- South Street Location within Greater London
- London borough: Bromley;
- Ceremonial county: Greater London
- Region: London;
- Country: England
- Sovereign state: United Kingdom
- Post town: WESTERHAM
- Postcode district: TN16
- Dialling code: 01959
- Police: Metropolitan
- Fire: London
- Ambulance: London
- London Assembly: Bexley and Bromley;

= South Street, Bromley =

South Street is a hamlet in the far south of the London Borough of Bromley, 16.5 mi south south-east from Charing Cross. It is the highest settlement in all of the London Region, averaging about 220 m above sea level. It is about 1 km east of the larger settlement of Tatsfield, and about 5 mi from Junction 5 of the M25, and lies outside London's contiguous built-up area. The hamlet lies along the A233 road, which connects Biggin Hill with the A25 near Westerham.

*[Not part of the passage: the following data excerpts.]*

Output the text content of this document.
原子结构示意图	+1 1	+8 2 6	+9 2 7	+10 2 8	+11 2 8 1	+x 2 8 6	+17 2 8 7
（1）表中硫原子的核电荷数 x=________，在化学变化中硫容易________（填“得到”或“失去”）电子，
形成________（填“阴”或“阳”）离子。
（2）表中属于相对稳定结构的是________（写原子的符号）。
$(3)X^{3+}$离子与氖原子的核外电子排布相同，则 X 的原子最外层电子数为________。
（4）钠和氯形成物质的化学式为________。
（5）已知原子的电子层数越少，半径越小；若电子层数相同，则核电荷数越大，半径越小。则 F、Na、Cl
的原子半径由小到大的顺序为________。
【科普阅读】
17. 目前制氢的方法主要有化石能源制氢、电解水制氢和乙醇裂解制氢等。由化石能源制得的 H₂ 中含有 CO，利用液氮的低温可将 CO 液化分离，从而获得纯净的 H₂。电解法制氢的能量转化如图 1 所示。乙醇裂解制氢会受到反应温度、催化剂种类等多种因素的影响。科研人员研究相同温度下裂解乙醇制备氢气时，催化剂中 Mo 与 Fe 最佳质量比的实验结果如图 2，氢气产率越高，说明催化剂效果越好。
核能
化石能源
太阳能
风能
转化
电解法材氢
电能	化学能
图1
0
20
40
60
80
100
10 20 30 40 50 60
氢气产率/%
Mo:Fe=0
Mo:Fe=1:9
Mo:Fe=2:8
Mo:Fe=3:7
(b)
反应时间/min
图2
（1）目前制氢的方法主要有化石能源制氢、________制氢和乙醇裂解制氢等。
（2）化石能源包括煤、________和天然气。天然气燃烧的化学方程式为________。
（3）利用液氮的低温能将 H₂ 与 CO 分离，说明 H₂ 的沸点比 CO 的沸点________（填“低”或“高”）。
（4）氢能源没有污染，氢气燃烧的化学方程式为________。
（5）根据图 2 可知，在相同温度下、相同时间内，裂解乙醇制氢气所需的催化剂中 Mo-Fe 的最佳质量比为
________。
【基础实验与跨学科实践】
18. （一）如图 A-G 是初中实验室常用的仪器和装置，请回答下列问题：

The area is now commonly known as Westerham Hill. Part of Westerham Hill is the highest point in Greater London, and like much of the North Downs its southern face (one mile south of South Street) is quite steep, being an escarpment. The south face here is in Kent.

Historically, South Street's main crops were strawberries, which were sold at Covent Garden; and grass for grazing (pasture) and haymaking. Livestock, including sheep and cattle, was another main source of agricultural income. A horse show was held and a stud farm previously existed in the area.